Seit der Gründung im Jahr 1955 ist Alpine für Sportwagen bekannt. So ist das derzeit einzige Modell, der A110, denn auch ein Sportcoupé. Doch das erste Elektromodell wird ein Kleinwagen sein und darauf soll angeblich ein Kompakt-SUV folgen - ein Ableger des Renault Scenic. Nun ja, die Puristen haben sich auch aufgeregt, als Porsche seine ersten SUVs auf den Markt brachte - die nun die erfolgreichsten Modelle der Marke sind.
Der elektrische Erstling, der A290, wurde bereits als Studie vorgestellt; auch das Cockpit ist bereits teilweise bekannt. Offiziell vorgestellt wird das Modell am 13. Juni im Vorfeld des 24-Stunden-Rennens in Le Mans, wie bereits offiziell bekannt gegeben wurde. Das Auto ist ein Derivat des Renault 5 E-Tech Electric, wird aber wohl in der Spitze mehr Leistung haben. Der 110 kW starke Top-Antrieb aus dem R5 könnte später nachgeschoben werden, heißt es in einem Artikel von Auto-Moto.
Als nächstes Modell soll dann ein A390 folgen, schreibt die französische Zeitschrift auf ihrer Website. Dabei soll es sich um ein Kompakt-SUV à la Renault Scenic handeln. Dass eine Art SUV auf Basis von CMF-EV geplant sei, gab Renault-Chef Luca de Meo bereits Anfang 2021 bekannt.

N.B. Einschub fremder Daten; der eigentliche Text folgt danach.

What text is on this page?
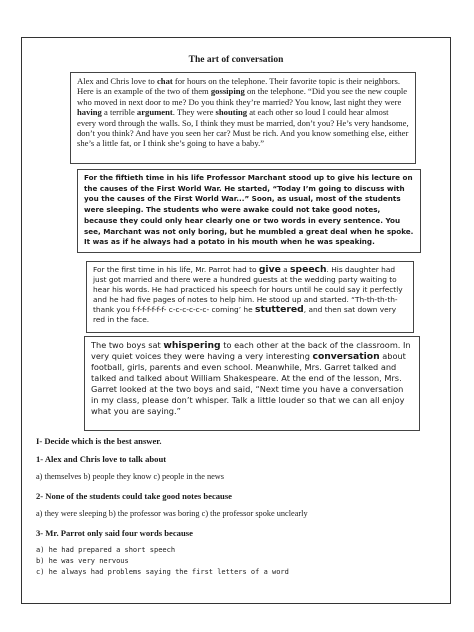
The art of conversation

Alex and Chris love to chat for hours on the telephone. Their favorite topic is their neighbors. Here is an example of the two of them gossiping on the telephone. “Did you see the new couple who moved in next door to me? Do you think they’re married? You know, last night they were having a terrible argument. They were shouting at each other so loud I could hear almost every word through the walls. So, I think they must be married, don’t you? He’s very handsome, don’t you think? And have you seen her car? Must be rich. And you know something else, either she’s a little fat, or I think she’s going to have a baby.”

For the fiftieth time in his life Professor Marchant stood up to give his lecture on the causes of the First World War. He started, “Today I’m going to discuss with you the causes of the First World War...” Soon, as usual, most of the students were sleeping. The students who were awake could not take good notes, because they could only hear clearly one or two words in every sentence. You see, Marchant was not only boring, but he mumbled a great deal when he spoke. It was as if he always had a potato in his mouth when he was speaking.

For the first time in his life, Mr. Parrot had to give a speech. His daughter had just got married and there were a hundred guests at the wedding party waiting to hear his words. He had practiced his speech for hours until he could say it perfectly and he had five pages of notes to help him. He stood up and started. “Th-th-th-th- thank you f-f-f-f-f-f-f- c-c-c-c-c-c- coming’ he stuttered, and then sat down very red in the face.

The two boys sat whispering to each other at the back of the classroom. In very quiet voices they were having a very interesting conversation about football, girls, parents and even school. Meanwhile, Mrs. Garret talked and talked and talked about William Shakespeare. At the end of the lesson, Mrs. Garret looked at the two boys and said, “Next time you have a conversation in my class, please don’t whisper. Talk a little louder so that we can all enjoy what you are saying.”

I- Decide which is the best answer.
1- Alex and Chris love to talk about
a) themselves b) people they know c) people in the news
2- None of the students could take good notes because
a) they were sleeping b) the professor was boring c) the professor spoke unclearly
3- Mr. Parrot only said four words because
a) he had prepared a short speech
b) he was very nervous
c) he always had problems saying the first letters of a word
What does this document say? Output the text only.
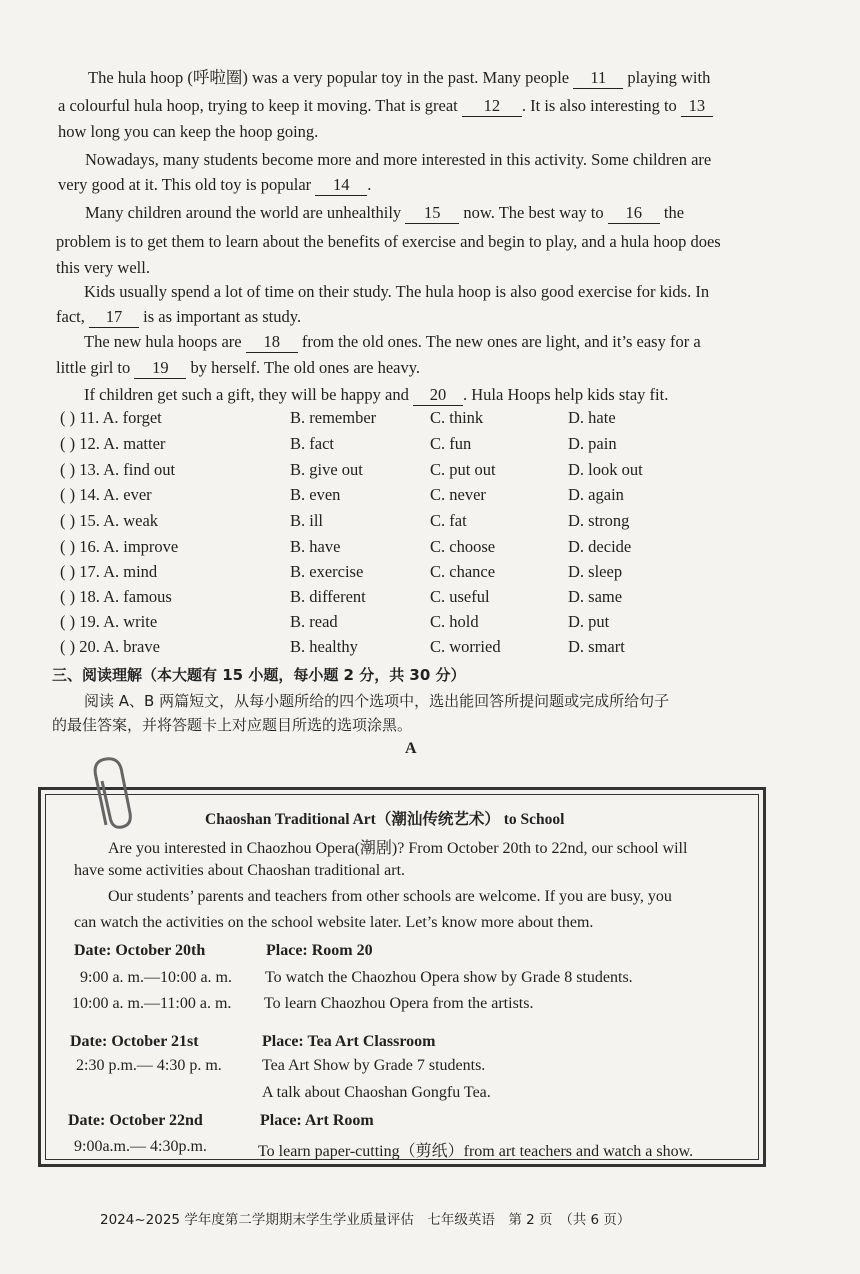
The hula hoop (呼啦圈) was a very popular toy in the past. Many people 11 playing with
a colourful hula hoop, trying to keep it moving. That is great 12 . It is also interesting to 13
how long you can keep the hoop going.
Nowadays, many students become more and more interested in this activity. Some children are
very good at it. This old toy is popular 14 .
Many children around the world are unhealthily 15 now. The best way to 16 the
problem is to get them to learn about the benefits of exercise and begin to play, and a hula hoop does
this very well.
Kids usually spend a lot of time on their study. The hula hoop is also good exercise for kids. In
fact, 17 is as important as study.
The new hula hoops are 18 from the old ones. The new ones are light, and it’s easy for a
little girl to 19 by herself. The old ones are heavy.
If children get such a gift, they will be happy and 20 . Hula Hoops help kids stay fit.
( ) 11. A. forget	B. remember	C. think	D. hate
( ) 12. A. matter	B. fact	C. fun	D. pain
( ) 13. A. find out	B. give out	C. put out	D. look out
( ) 14. A. ever	B. even	C. never	D. again
( ) 15. A. weak	B. ill	C. fat	D. strong
( ) 16. A. improve	B. have	C. choose	D. decide
( ) 17. A. mind	B. exercise	C. chance	D. sleep
( ) 18. A. famous	B. different	C. useful	D. same
( ) 19. A. write	B. read	C. hold	D. put
( ) 20. A. brave	B. healthy	C. worried	D. smart
三、阅读理解（本大题有 15 小题，每小题 2 分，共 30 分）
阅读 A、B 两篇短文，从每小题所给的四个选项中，选出能回答所提问题或完成所给句子
的最佳答案，并将答题卡上对应题目所选的选项涂黑。
A
Chaoshan Traditional Art（潮汕传统艺术） to School
Are you interested in Chaozhou Opera(潮剧)? From October 20th to 22nd, our school will
have some activities about Chaoshan traditional art.
Our students’ parents and teachers from other schools are welcome. If you are busy, you
can watch the activities on the school website later. Let’s know more about them.
Date: October 20th	Place: Room 20
9:00 a. m.—10:00 a. m. To watch the Chaozhou Opera show by Grade 8 students.
10:00 a. m.—11:00 a. m. To learn Chaozhou Opera from the artists.
Date: October 21st	Place: Tea Art Classroom
2:30 p.m.— 4:30 p. m.	Tea Art Show by Grade 7 students.
A talk about Chaoshan Gongfu Tea.
Date: October 22nd	Place: Art Room
9:00a.m.— 4:30p.m.	To learn paper-cutting（剪纸）from art teachers and watch a show.
2024~2025 学年度第二学期期末学生学业质量评估　七年级英语　第 2 页　（共 6 页）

CMF-EV ist die Plattform, auf der der Renault Megane E-Tech Electric, der Renault Scenic E-Tech Electric und der Nissan Ariya basieren, und sie heißt neuerdings AmpR Medium. Wie der A290 wird der zweite elektrische Alpine aber stärker motorisiert sein und ein sportlicheres Fahrwerk erhalten als der Scenic.
Wie der elektrische Scenic soll auch der A390 rund 4,40 Meter lang werden und dabei helfen, das Werk in Dieppe (Normandie) auszulasten. Renault versprach 2021 eigentlich kein SUV, sondern einen "GT X-Over", was man wohl als Crossover-GT übersetzen kann. Es dürfte sich also um einen hochgelegter GT oder ein Coupé-SUV handeln. Gespannt sein darf man, ob die Seitenansicht bei nur 4,40 Meter Länge und trotz der durch die Batterie bedingten Höhe von wohl mindestens 1,60 Meter so lang gestreckt und elegant aussehen wird wie die 2021 gezeigte Silhouette:
Die Topversion soll ein Allradler mit Tri-Motor-Antrieb sein; wie hoch die Leistung ist, ist noch nicht abzusehen. Es liegt aber nahe, dass sich Alpine bei den drei Motoren des A390 aus dem Renault-Regal bedienen wird. Daneben könnte es den Frontantrieb mit 160 kW aus dem bürgerlichen Scenic geben. Nach dem Bericht soll das Auto jedenfalls eine 89-kWh-Batterie erhalten - das wären 2 kWh mehr als beim großen Akku aus dem Scenic E-Tech Electric.
Auf den Markt kommen soll der Alpine A390 erst im Laufe des Jahres 2025, doch offiziell vorgestellt werden könnte er schon auf dem Pariser Autosalon im Oktober - ob als Designstudie oder schon in der Serienversion, müssen wir abwarten.
Bis zum Ende dieses Jahrzehnts will Alpine über eine komplette Modellpalette verfügen. Dazu soll auch der Nachfolger des A110 gehören, der angelich A310 heißt und 2026 starten soll. Nach dem Bericht könnte dieser sowohl als Verbrenner wie als Elektroauto angeboten werden.
Unter dem Strich
Alpine will bis 2030 sieben Elektroautos auf die Straße bringen. Als erstes startet 2024 der A290, nächstes Jahr soll ein A390 folgen und 2026 dann das Sportcoupé, das den A110 beerbt. Damit wäre dann die Dream Garage komplett. Doch auch in den Jahren 2027 bis 2030 müssten noch vier Modelle folgen, also durchschnittlich ein Modell pro Jahr - ein äußerst straffes Programm.